I could, of course, hook it up to power and connect a voltmeter to it....
Anyway when I pulled the globe off, it tore the LED circuit board loose, and broke the power supply board at the top where the terminals are. The globe is basically held on with silicone; there's a snap fit where it attaches to the base but it's not very robust. The silicone holds it firmly to the base, and it also retains the LED board in the base.
Digging the circuit board out of the potting, I find that there's a single 1/4-watt resistor linking the tip at the bulb base to the power supply board, but the process of pulling the thing out ruined it so I have no idea what its resistance is.

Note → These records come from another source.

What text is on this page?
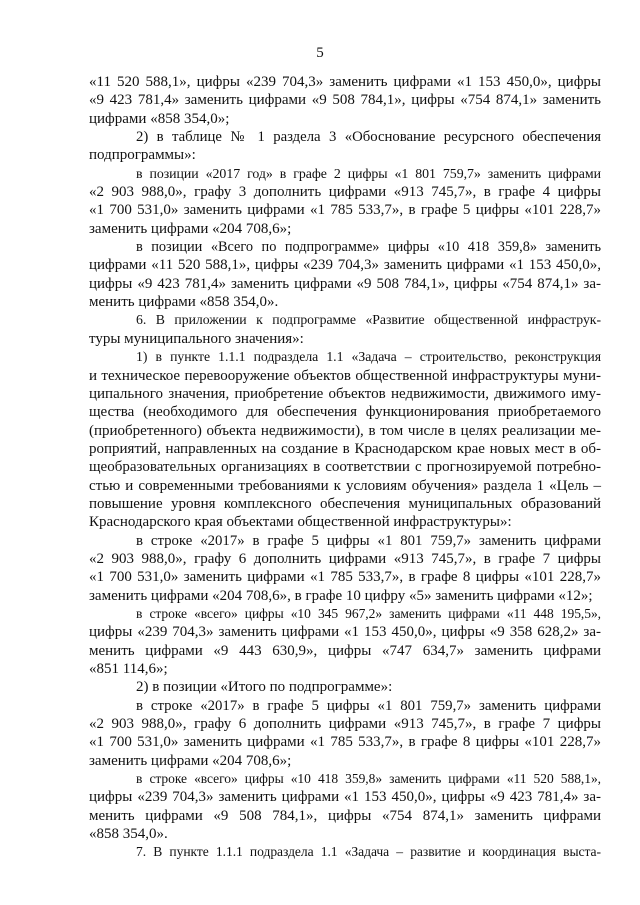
5

«11 520 588,1», цифры «239 704,3» заменить цифрами «1 153 450,0», цифры
«9 423 781,4» заменить цифрами «9 508 784,1», цифры «754 874,1» заменить
цифрами «858 354,0»;

2) в таблице № 1 раздела 3 «Обоснование ресурсного обеспечения
подпрограммы»:

в позиции «2017 год» в графе 2 цифры «1 801 759,7» заменить цифрами
«2 903 988,0», графу 3 дополнить цифрами «913 745,7», в графе 4 цифры
«1 700 531,0» заменить цифрами «1 785 533,7», в графе 5 цифры «101 228,7»
заменить цифрами «204 708,6»;

в позиции «Всего по подпрограмме» цифры «10 418 359,8» заменить
цифрами «11 520 588,1», цифры «239 704,3» заменить цифрами «1 153 450,0»,
цифры «9 423 781,4» заменить цифрами «9 508 784,1», цифры «754 874,1» за-
менить цифрами «858 354,0».

6. В приложении к подпрограмме «Развитие общественной инфраструк-
туры муниципального значения»:

1) в пункте 1.1.1 подраздела 1.1 «Задача – строительство, реконструкция
и техническое перевооружение объектов общественной инфраструктуры муни-
ципального значения, приобретение объектов недвижимости, движимого иму-
щества (необходимого для обеспечения функционирования приобретаемого
(приобретенного) объекта недвижимости), в том числе в целях реализации ме-
роприятий, направленных на создание в Краснодарском крае новых мест в об-
щеобразовательных организациях в соответствии с прогнозируемой потребно-
стью и современными требованиями к условиям обучения» раздела 1 «Цель –
повышение уровня комплексного обеспечения муниципальных образований
Краснодарского края объектами общественной инфраструктуры»:

в строке «2017» в графе 5 цифры «1 801 759,7» заменить цифрами
«2 903 988,0», графу 6 дополнить цифрами «913 745,7», в графе 7 цифры
«1 700 531,0» заменить цифрами «1 785 533,7», в графе 8 цифры «101 228,7»
заменить цифрами «204 708,6», в графе 10 цифру «5» заменить цифрами «12»;

в строке «всего» цифры «10 345 967,2» заменить цифрами «11 448 195,5»,
цифры «239 704,3» заменить цифрами «1 153 450,0», цифры «9 358 628,2» за-
менить цифрами «9 443 630,9», цифры «747 634,7» заменить цифрами
«851 114,6»;

2) в позиции «Итого по подпрограмме»:

в строке «2017» в графе 5 цифры «1 801 759,7» заменить цифрами
«2 903 988,0», графу 6 дополнить цифрами «913 745,7», в графе 7 цифры
«1 700 531,0» заменить цифрами «1 785 533,7», в графе 8 цифры «101 228,7»
заменить цифрами «204 708,6»;

в строке «всего» цифры «10 418 359,8» заменить цифрами «11 520 588,1»,
цифры «239 704,3» заменить цифрами «1 153 450,0», цифры «9 423 781,4» за-
менить цифрами «9 508 784,1», цифры «754 874,1» заменить цифрами
«858 354,0».

7. В пункте 1.1.1 подраздела 1.1 «Задача – развитие и координация выста-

The other electrode is the metal back of the LED board, pressed against the conical section, which connects to the ring part of the bulb base.

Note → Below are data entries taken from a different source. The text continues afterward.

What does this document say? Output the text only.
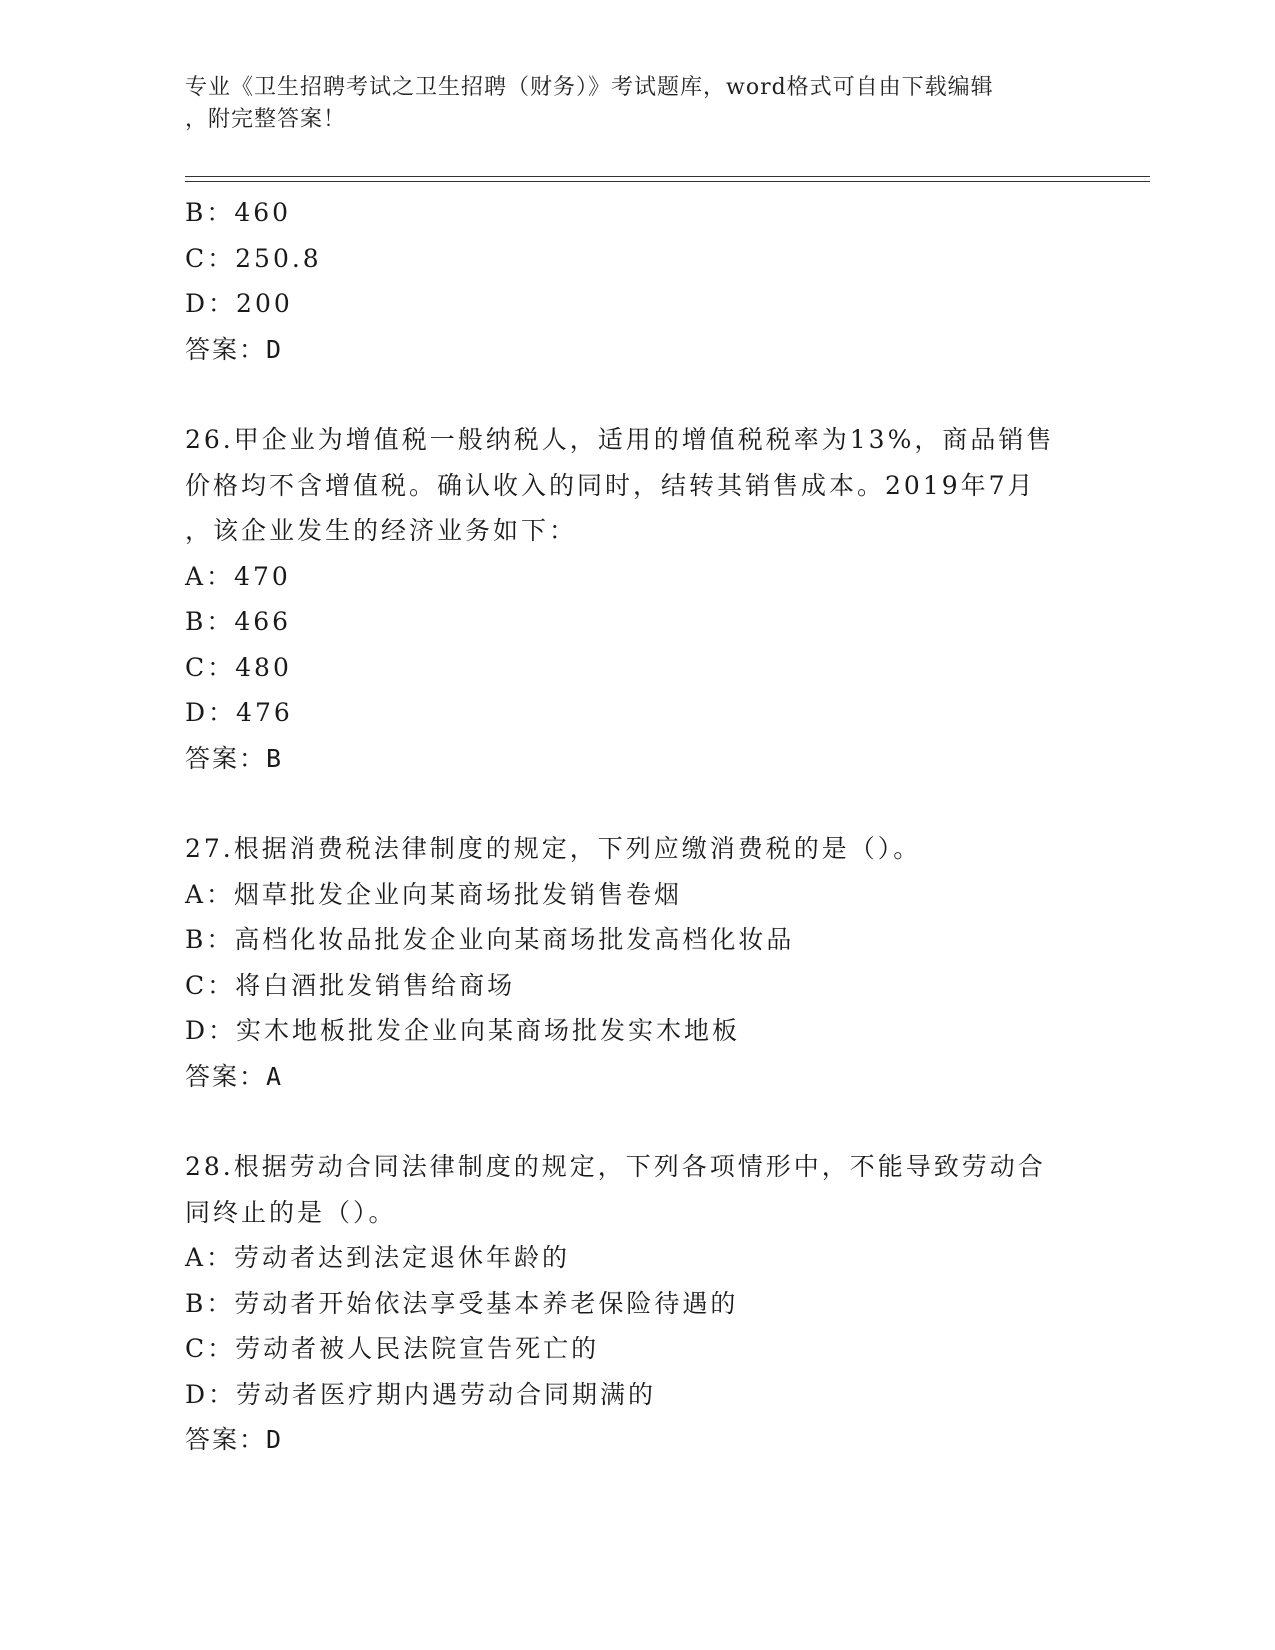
专业《卫生招聘考试之卫生招聘（财务）》考试题库，word格式可自由下载编辑
，附完整答案！
B：460
C：250.8
D：200
答案：D
26.甲企业为增值税一般纳税人，适用的增值税税率为13%，商品销售
价格均不含增值税。确认收入的同时，结转其销售成本。2019年7月
，该企业发生的经济业务如下：
A：470
B：466
C：480
D：476
答案：B
27.根据消费税法律制度的规定，下列应缴消费税的是（）。
A：烟草批发企业向某商场批发销售卷烟
B：高档化妆品批发企业向某商场批发高档化妆品
C：将白酒批发销售给商场
D：实木地板批发企业向某商场批发实木地板
答案：A
28.根据劳动合同法律制度的规定，下列各项情形中，不能导致劳动合
同终止的是（）。
A：劳动者达到法定退休年龄的
B：劳动者开始依法享受基本养老保险待遇的
C：劳动者被人民法院宣告死亡的
D：劳动者医疗期内遇劳动合同期满的
答案：D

I see: on the circuit board, that resistor is marked "F1"--so it's a fuse, or at least meant to act like one. One side has a transformer, an inductor, and a couple electrolytic capacitors. The other side has the surface mount devices: some passives (resistors and caps), a bridge rectifier, a diode (I think) and an IC. The IC has very tiny print on it, ws9002s7p, and although I can't find a datasheet for that exact part, this looks pretty close to what I expect it is.
The board has some printing on it near the output side: "-225MA-15W". If we assume that means the rated output of the power supply (not a huge stretch since it's a 15W light bulb) then it means a voltage somewhere around 60-67 volts depending on how you figure the wattage. Assuming straight V times A gets 66.67 V when we do the math.
Unless I miss my guess, the power supply is meant to provide a constant current rather than a specific voltage. That makes sense, as the brightness of an LED depends on the current flowing through it, not the voltage present. And you'd hardly want to take even an array of LEDs and subject them to mains current; this seems much better, if a bit more expensive.
Amazing how far a little education in electronics and an Internet search engine can take you when it comes to reverse-engineering something. Heh.